[A COLONIAL HIDING PLACE.]
In sailing up the Hudson River, about one hundred miles above New York, you will discover on the west side a rather broad estuary, named by the old Dutch settlers, the Katterskill Creek.
This creek flows through a cleft in the mountains, known in the quaint language of the Dutch as the Katterskill Clove.
This clove, nature's pass through the mountains, was well known, and used by the tribes of the Six Nations, and especially by the vindictive, and blood thirsty Mohawks, as an easy trail by which they would descend upon the peace-loving and thrifty Dutch settlers; kill all the men who had not fled for refuge to the strong stone houses which were specially built for defence; capture the women and children, and kill all the live stock.
On the peninsula between the river and the creek, the latter being wide and deep enough to float the magnificent steamers which ply between Albany and New York, stood the colonial mansion to which your attention is called.
This mansion, for it was a splendid structure for those days, and the term would not be a misnomer in these, was built in 1763 by a Madam Dies, a Dutch matron, who afterwards married an English army officer.
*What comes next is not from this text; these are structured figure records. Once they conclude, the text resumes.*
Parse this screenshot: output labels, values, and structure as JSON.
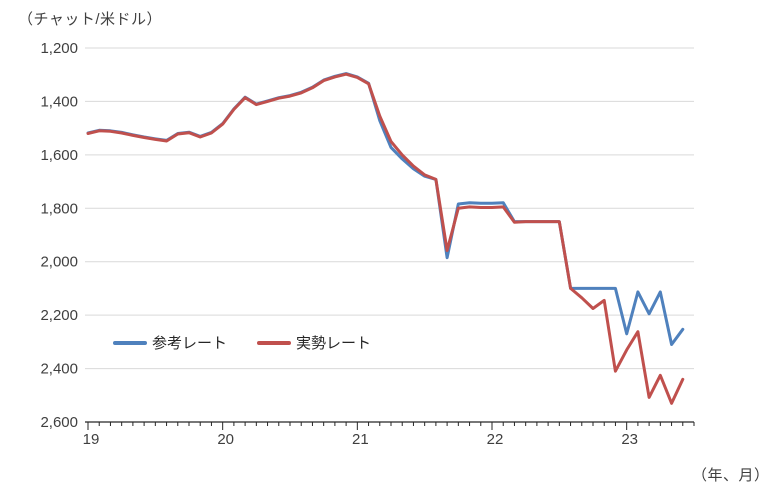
{
  "y_axis_unit": "（チャット/米ドル）",
  "x_axis_unit": "（年、月）",
  "legend_items": [
    {
      "id": "reference-rate",
      "label": "参考レート",
      "color": "#4F81BD"
    },
    {
      "id": "market-rate",
      "label": "実勢レート",
      "color": "#C0504D"
    }
  ],
  "chart_data": {
    "type": "line",
    "title": "",
    "ylabel": "（チャット/米ドル）",
    "xlabel": "（年、月）",
    "y_inverted": true,
    "ylim": [
      1200,
      2600
    ],
    "ytick_step": 200,
    "ytick_labels": [
      "1,200",
      "1,400",
      "1,600",
      "1,800",
      "2,000",
      "2,200",
      "2,400",
      "2,600"
    ],
    "grid": true,
    "x_start": "2019-01",
    "x_end_data": "2023-06",
    "x_end_axis": "2023-07",
    "months_on_axis": 55,
    "year_tick_months": [
      0,
      12,
      24,
      36,
      48
    ],
    "year_tick_labels": [
      "19",
      "20",
      "21",
      "22",
      "23"
    ],
    "legend_position": "inside-lower-left",
    "series": [
      {
        "name": "参考レート",
        "id": "reference-rate",
        "color": "#4F81BD",
        "values": [
          1518,
          1508,
          1510,
          1516,
          1525,
          1533,
          1540,
          1546,
          1520,
          1515,
          1531,
          1516,
          1483,
          1428,
          1384,
          1410,
          1398,
          1386,
          1378,
          1366,
          1347,
          1320,
          1306,
          1296,
          1308,
          1332,
          1472,
          1572,
          1615,
          1652,
          1680,
          1692,
          1985,
          1784,
          1779,
          1781,
          1781,
          1779,
          1850,
          1850,
          1850,
          1850,
          1850,
          2100,
          2100,
          2100,
          2100,
          2100,
          2270,
          2113,
          2195,
          2113,
          2310,
          2253
        ]
      },
      {
        "name": "実勢レート",
        "id": "market-rate",
        "color": "#C0504D",
        "values": [
          1520,
          1510,
          1512,
          1518,
          1527,
          1535,
          1542,
          1548,
          1522,
          1517,
          1533,
          1518,
          1485,
          1430,
          1386,
          1412,
          1400,
          1388,
          1380,
          1368,
          1349,
          1322,
          1308,
          1298,
          1310,
          1334,
          1455,
          1550,
          1600,
          1642,
          1675,
          1692,
          1958,
          1800,
          1795,
          1797,
          1797,
          1795,
          1852,
          1850,
          1850,
          1850,
          1850,
          2100,
          2135,
          2175,
          2145,
          2410,
          2330,
          2262,
          2508,
          2425,
          2530,
          2440
        ]
      }
    ],
    "colors": {
      "gridline": "#D9D9D9",
      "axis": "#262626",
      "tick_text": "#3f3f3f"
    }
  }
}
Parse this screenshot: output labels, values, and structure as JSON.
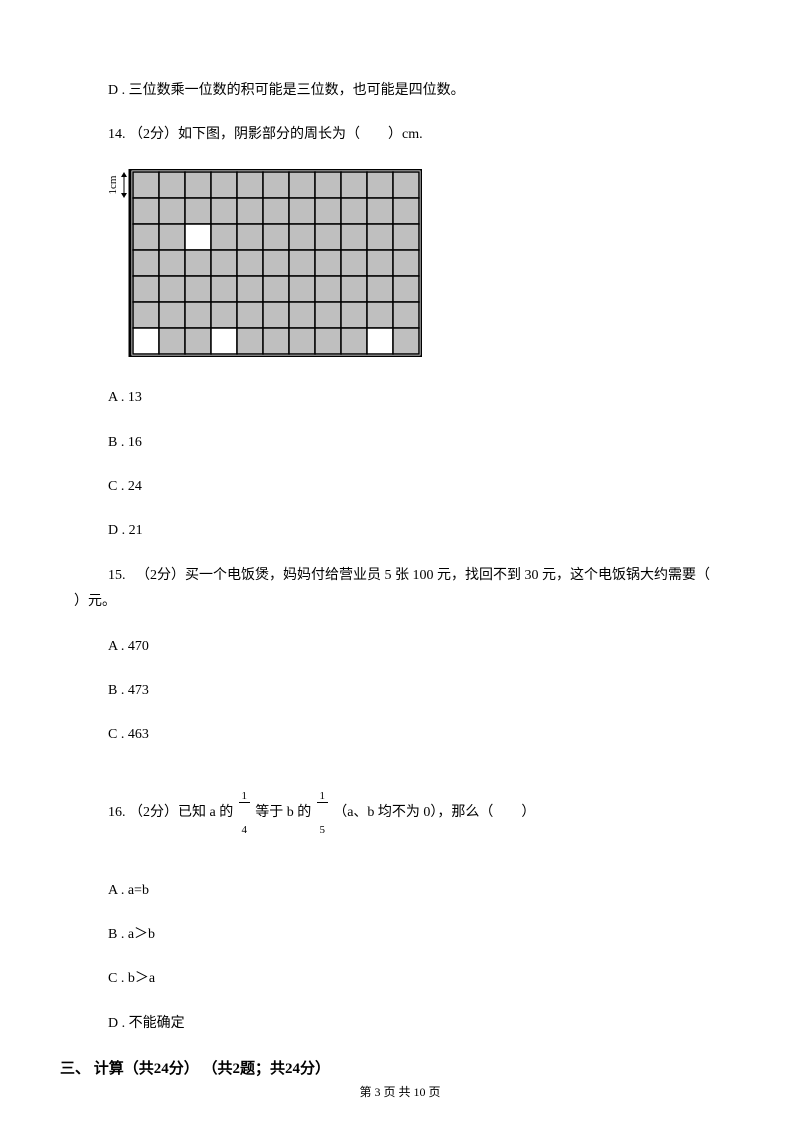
{
  "line_d_option": "D . 三位数乘一位数的积可能是三位数，也可能是四位数。",
  "q14": {
    "stem": "14.  （2分）如下图，阴影部分的周长为（　　）cm.",
    "options": {
      "a": "A . 13",
      "b": "B . 16",
      "c": "C . 24",
      "d": "D . 21"
    },
    "grid": {
      "cols": 11,
      "rows": 7,
      "cell_size": 26,
      "border_color": "#000000",
      "bg_color": "#ffffff",
      "shade_color": "#bfbfbf",
      "label_text": "1cm",
      "shaded_cells": [
        [
          0,
          0
        ],
        [
          0,
          1
        ],
        [
          0,
          2
        ],
        [
          0,
          3
        ],
        [
          0,
          4
        ],
        [
          0,
          5
        ],
        [
          0,
          6
        ],
        [
          0,
          7
        ],
        [
          0,
          8
        ],
        [
          0,
          9
        ],
        [
          0,
          10
        ],
        [
          1,
          0
        ],
        [
          1,
          1
        ],
        [
          1,
          2
        ],
        [
          1,
          3
        ],
        [
          1,
          4
        ],
        [
          1,
          5
        ],
        [
          1,
          6
        ],
        [
          1,
          7
        ],
        [
          1,
          8
        ],
        [
          1,
          9
        ],
        [
          1,
          10
        ],
        [
          2,
          0
        ],
        [
          2,
          1
        ],
        [
          2,
          3
        ],
        [
          2,
          4
        ],
        [
          2,
          5
        ],
        [
          2,
          6
        ],
        [
          2,
          7
        ],
        [
          2,
          8
        ],
        [
          2,
          9
        ],
        [
          2,
          10
        ],
        [
          3,
          0
        ],
        [
          3,
          1
        ],
        [
          3,
          2
        ],
        [
          3,
          3
        ],
        [
          3,
          4
        ],
        [
          3,
          5
        ],
        [
          3,
          6
        ],
        [
          3,
          7
        ],
        [
          3,
          8
        ],
        [
          3,
          9
        ],
        [
          3,
          10
        ],
        [
          4,
          0
        ],
        [
          4,
          1
        ],
        [
          4,
          2
        ],
        [
          4,
          3
        ],
        [
          4,
          4
        ],
        [
          4,
          5
        ],
        [
          4,
          6
        ],
        [
          4,
          7
        ],
        [
          4,
          8
        ],
        [
          4,
          9
        ],
        [
          4,
          10
        ],
        [
          5,
          0
        ],
        [
          5,
          1
        ],
        [
          5,
          2
        ],
        [
          5,
          3
        ],
        [
          5,
          4
        ],
        [
          5,
          5
        ],
        [
          5,
          6
        ],
        [
          5,
          7
        ],
        [
          5,
          8
        ],
        [
          5,
          9
        ],
        [
          5,
          10
        ],
        [
          6,
          1
        ],
        [
          6,
          2
        ],
        [
          6,
          4
        ],
        [
          6,
          5
        ],
        [
          6,
          6
        ],
        [
          6,
          7
        ],
        [
          6,
          8
        ],
        [
          6,
          10
        ]
      ]
    }
  },
  "q15": {
    "stem_part1": "15. 　（2分）买一个电饭煲，妈妈付给营业员 5 张 100 元，找回不到 30 元，这个电饭锅大约需要（　",
    "stem_part2": "　）元。",
    "options": {
      "a": "A . 470",
      "b": "B . 473",
      "c": "C . 463"
    }
  },
  "q16": {
    "stem_p1": "16. （2分）已知 a 的 ",
    "frac1": {
      "num": "1",
      "den": "4"
    },
    "stem_p2": " 等于 b 的 ",
    "frac2": {
      "num": "1",
      "den": "5"
    },
    "stem_p3": " （a、b 均不为 0），那么（　　）",
    "options": {
      "a": "A . a=b",
      "b": "B . a＞b",
      "c": "C . b＞a",
      "d": "D . 不能确定"
    }
  },
  "section3": "三、 计算（共24分） （共2题；共24分）",
  "footer": "第 3 页 共 10 页"
}
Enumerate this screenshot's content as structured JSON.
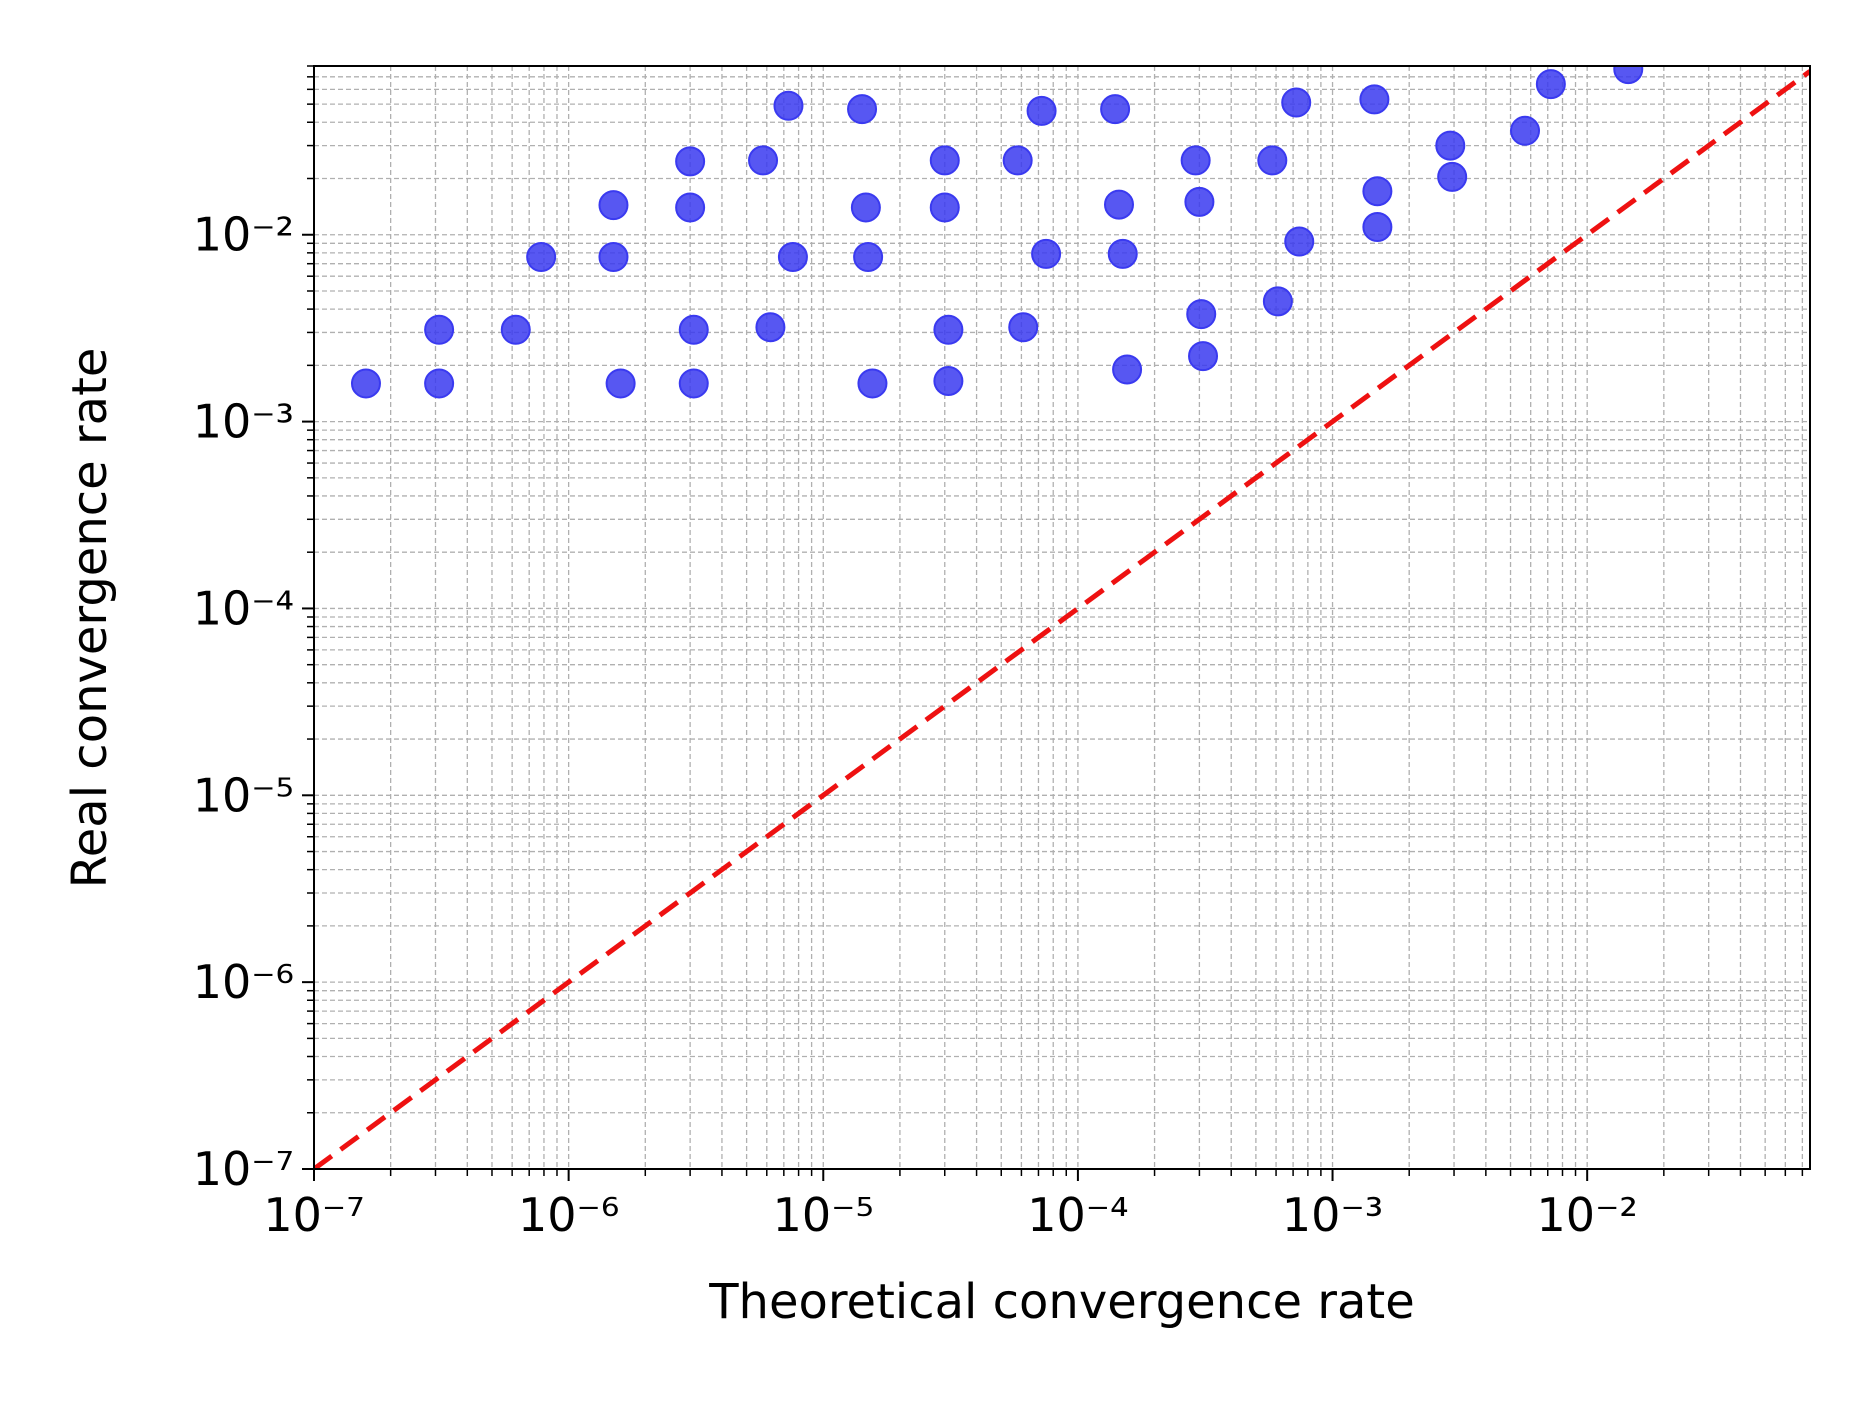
{
  "chart_data": {
    "type": "scatter",
    "x_label": "Theoretical convergence rate",
    "y_label": "Real convergence rate",
    "log_x": true,
    "log_y": true,
    "grid": true,
    "minor_grid": true,
    "xlim": [
      1e-07,
      0.075
    ],
    "ylim": [
      1e-07,
      0.08
    ],
    "xticks": [
      {
        "value": 1e-07,
        "label": "10⁻⁷"
      },
      {
        "value": 1e-06,
        "label": "10⁻⁶"
      },
      {
        "value": 1e-05,
        "label": "10⁻⁵"
      },
      {
        "value": 0.0001,
        "label": "10⁻⁴"
      },
      {
        "value": 0.001,
        "label": "10⁻³"
      },
      {
        "value": 0.01,
        "label": "10⁻²"
      }
    ],
    "yticks": [
      {
        "value": 1e-07,
        "label": "10⁻⁷"
      },
      {
        "value": 1e-06,
        "label": "10⁻⁶"
      },
      {
        "value": 1e-05,
        "label": "10⁻⁵"
      },
      {
        "value": 0.0001,
        "label": "10⁻⁴"
      },
      {
        "value": 0.001,
        "label": "10⁻³"
      },
      {
        "value": 0.01,
        "label": "10⁻²"
      }
    ],
    "series": [
      {
        "color": "#3a3af0",
        "x": [
          1.6e-07,
          3.1e-07,
          3.1e-07,
          6.2e-07,
          7.8e-07,
          1.5e-06,
          1.5e-06,
          1.6e-06,
          3e-06,
          3e-06,
          3.1e-06,
          3.1e-06,
          5.8e-06,
          6.2e-06,
          7.3e-06,
          7.6e-06,
          1.42e-05,
          1.47e-05,
          1.5e-05,
          1.56e-05,
          3e-05,
          3e-05,
          3.1e-05,
          3.1e-05,
          5.8e-05,
          6.1e-05,
          7.2e-05,
          7.5e-05,
          0.00014,
          0.000145,
          0.00015,
          0.000156,
          0.00029,
          0.0003,
          0.000305,
          0.00031,
          0.00058,
          0.00061,
          0.00072,
          0.00074,
          0.00146,
          0.0015,
          0.0015,
          0.0029,
          0.00295,
          0.0057,
          0.0072,
          0.0145
        ],
        "y": [
          0.0016,
          0.0031,
          0.0016,
          0.0031,
          0.0076,
          0.0144,
          0.0076,
          0.0016,
          0.0247,
          0.014,
          0.0031,
          0.0016,
          0.025,
          0.0032,
          0.049,
          0.0076,
          0.047,
          0.014,
          0.0076,
          0.0016,
          0.025,
          0.014,
          0.0031,
          0.00165,
          0.025,
          0.0032,
          0.046,
          0.0079,
          0.047,
          0.0145,
          0.0079,
          0.0019,
          0.025,
          0.015,
          0.00376,
          0.00224,
          0.025,
          0.0044,
          0.051,
          0.0092,
          0.053,
          0.0171,
          0.011,
          0.03,
          0.0204,
          0.036,
          0.064,
          0.077
        ]
      }
    ],
    "reference_line": {
      "x": [
        1e-07,
        0.075
      ],
      "y": [
        1e-07,
        0.075
      ],
      "color": "#ee1111",
      "dashed": true
    }
  }
}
This man was so infatuated with his Dutch "vrow," and her wealth, that he deserted the colors, and would hide from search parties in the place to be hereinafter described.
The house was built of the gray sand stone found in that region, and was two stories high, with a capacious cellar, and an immense garret. The walls were nearly three feet thick, set in cement, which became so hard that when the day of destruction came a few years ago, the workmen were unable to tear the walls apart, but had to blow them down with dynamite. One hundred and fifty years had that cement been setting, and it was as hard as the stone itself.